Rupanya orang itu telah puas memandang permukaan danau. Setelah sekian lama hanya berdiam tanpa bergerak, kini tubuhnya dipalingkan untuk segera berlalu dari tempat sunyi ini. Tapi niat untuk pergi mendadak diurungkan, manakala matanya menangkap sesuatu terapung lamban di tengah danau. Orang itu menyipitkan matanya, berusaha memperjelas pandangan.

Bisa jadi, dia telah salah lihat. Namun semakin ditatapnya lebih jelas, malah hatinya semakin yakin kalau pandangannya tidak keliru. Yang dilihatnya adalah tubuh seseorang berbaju hijau muda.

“Ya, Tuhan...,” desis orang itu meninggi, disergap keterkejutan.
“Aku harus segera menolongnya. Mudah-mudahan masih bernapas!”

Orang itu lantas berlari menuju sebuah sampan kecil yang tertambat tak jauh dari tempatnya. Dengan sigap, dia melompat ke lambung sampan. Gerakannya terlihat amat ringan.
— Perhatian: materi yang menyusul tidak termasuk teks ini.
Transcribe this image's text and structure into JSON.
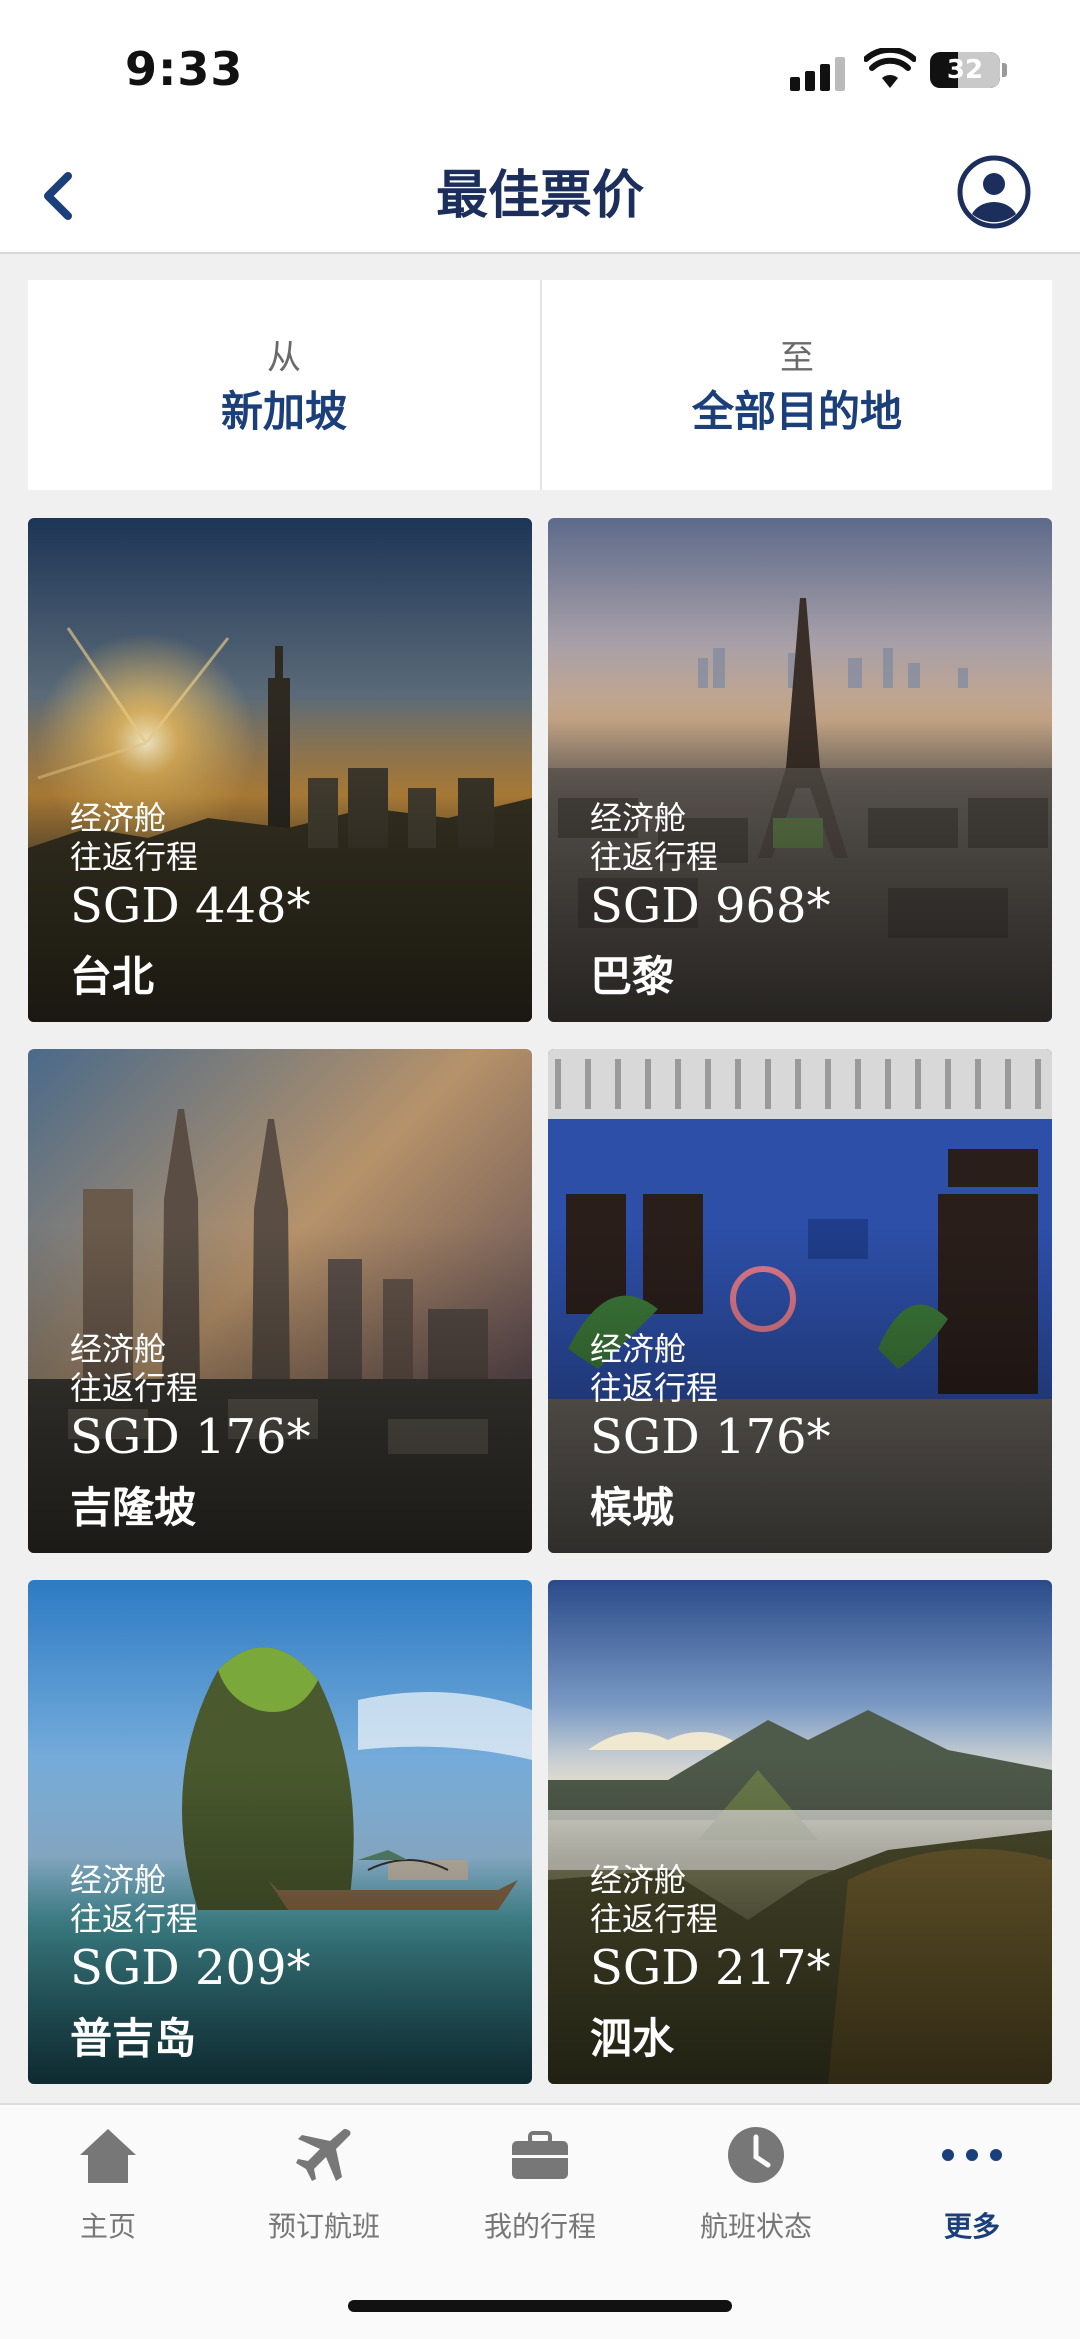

Sehingga sampan itu tidak terbalik meski kakinya menjejak di sisinya. Diambilnya pengayuh yang tergeletak di lambung sampan. Lalu dikayuhnya sampan itu penuh ketergesa-gesaan.

Tanpa banyak memakan waktu, orang itu telah sampai di dekat tubuh yang terapung tadi. Segera diangkatnya tubuh itu ke atas sampan. Setelah berada di pangkuan, diperiksanya denyut nadi lelaki malang yang ternyata Andika.

“Ahhh,” desah orang itu lega.

“Untunglah masih bernyawa. Rupanya, kau memiliki nasib cukup baik, Kisanak. Kalau saja terapung dalam keadaan tertelungkup, tentu nyawamu sudah ditunggu para penghuni kubur.”